M. Jean-Jacques Mirassou.  - Il n'y a pas que vous au Gouvernement !

M. Philippe Richert, ministre.  - Manque de temps ? Il y a eu le groupe Balladur, puis la mission du Sénat...

M. Jean-Jacques Mirassou.  - Son travail a été piétiné !

M. Philippe Richert, ministre.  - ...la commission de l'Assemblée nationale. De nombreuses propositions ont été faites et intégrées. Enfin, il y a eu le débat parlementaire, long et argumenté. Les élus locaux ont été surpris de voir des textes qui ressemblaient si peu aux projets initiaux. C'est qu'il y avait eu le débat parlementaire.

En modifiant ce texte, nous avons commis des erreurs, si bien que des précisions étaient nécessaires, madame Gourault, je vous l'accorde, notamment sur la composition des exécutifs jusqu'en 2014, sur le seuil de 500 habitants, sur la situation de quelques îles, sur les départements où le schéma territorial ne sera pas adopté avant le 31 décembre 2011.

Mais dans ce cas, le préfet ne déciderait pas seul du schéma départemental. Les CDCI seront informées.

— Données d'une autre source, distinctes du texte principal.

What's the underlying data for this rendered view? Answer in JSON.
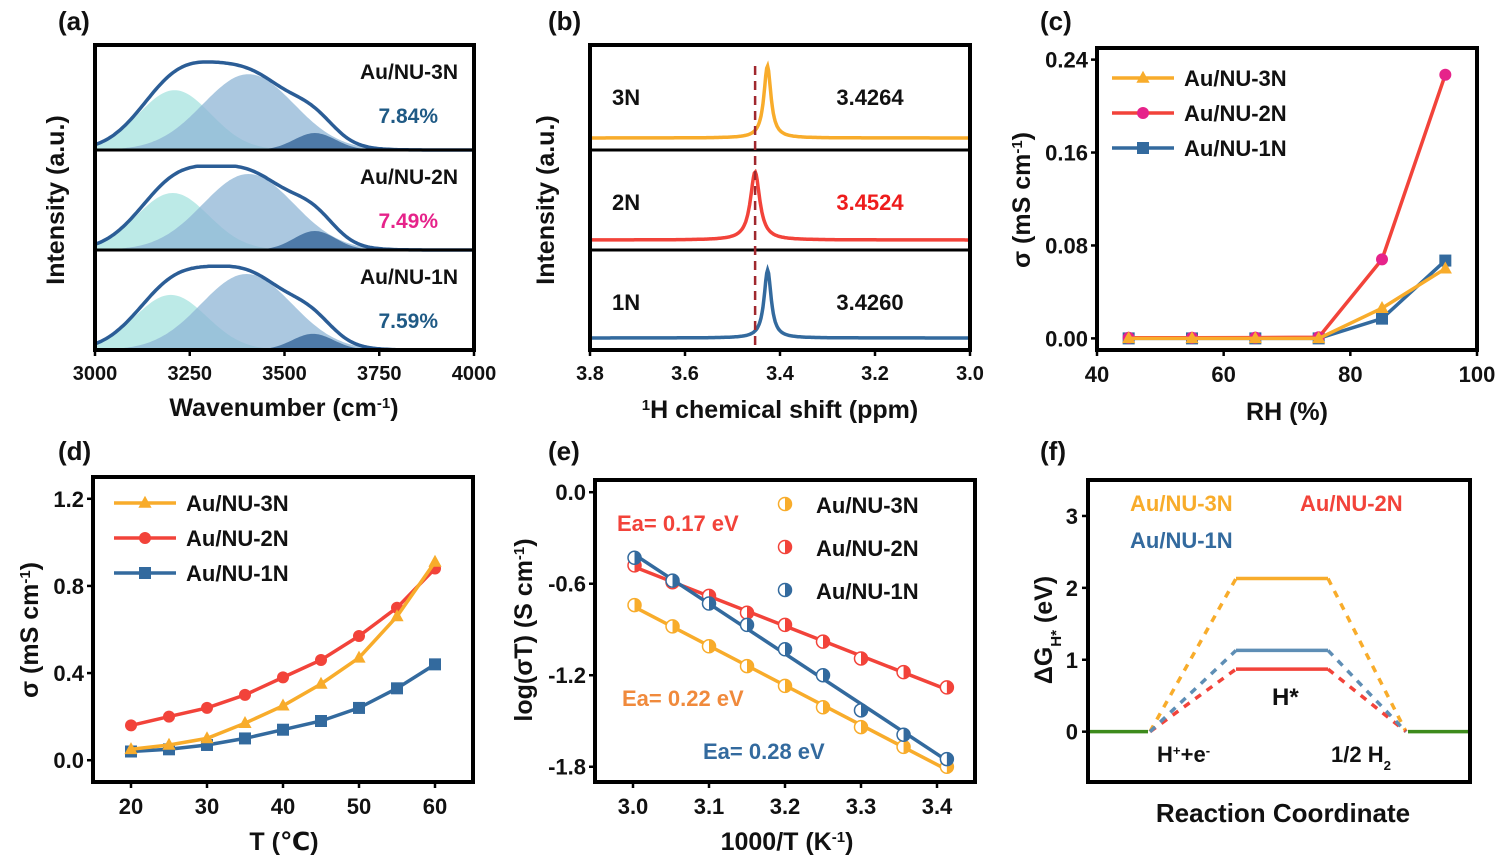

A-t-on besoin de la loi du 16 décembre 2010 ? Oui ! Il fallait réorganiser les collectivités pour plus d'efficacité, de transparence. M. Krattinger a dit que les élus parlaient à tous. Nous les entendons, nous les écoutons. La gauche n'est pas la seule à le faire ! Il a également dit qu'il ne fallait pas mettre la loi par terre. J'en suis bien d'accord.

Le principe de base, c'est que les schémas sont arrêtés au 31 décembre 2011. Il y a ensuite un an et demi durant lequel il sera possible de discuter des compétences, de dialoguer avec le personnel.

La proposition de loi reporte jusqu'en juin 2013, au lieu de décembre 2011, la date à laquelle le schéma devra être arrêté.

Mme Nathalie Goulet.  - Mais non !

M. Alain Richard, rapporteur.  - On va vous expliquer !

M. Philippe Richert, ministre.  - Tant que vous n'avez pas organisé l'ensemble, on risque, en mars 2013, d'être confrontés à des délais trop courts avant les élections.

M. Hyest a rappelé l'ampleur du travail accompli. M. Favier veut tout remettre en cause, nous ne pouvons l'accepter.

Monsieur Mézard, le découpage électoral n'interviendra pas avant l'élection présidentielle. Les réticences face aux bourgs-centres ? C'est pour cette raison que nous avons prévu un délai de dix-huit mois. Le préfet n'arrêtera pas le schéma sans l'avis de la CDCI.

M. Krattinger critique le pouvoir des préfets. Mais le travail doit être de co-construction entre le préfet et la commission départementale. Les débats des CDCI viennent de commencer, je ne puis donc en dire plus sur l'état des discussions.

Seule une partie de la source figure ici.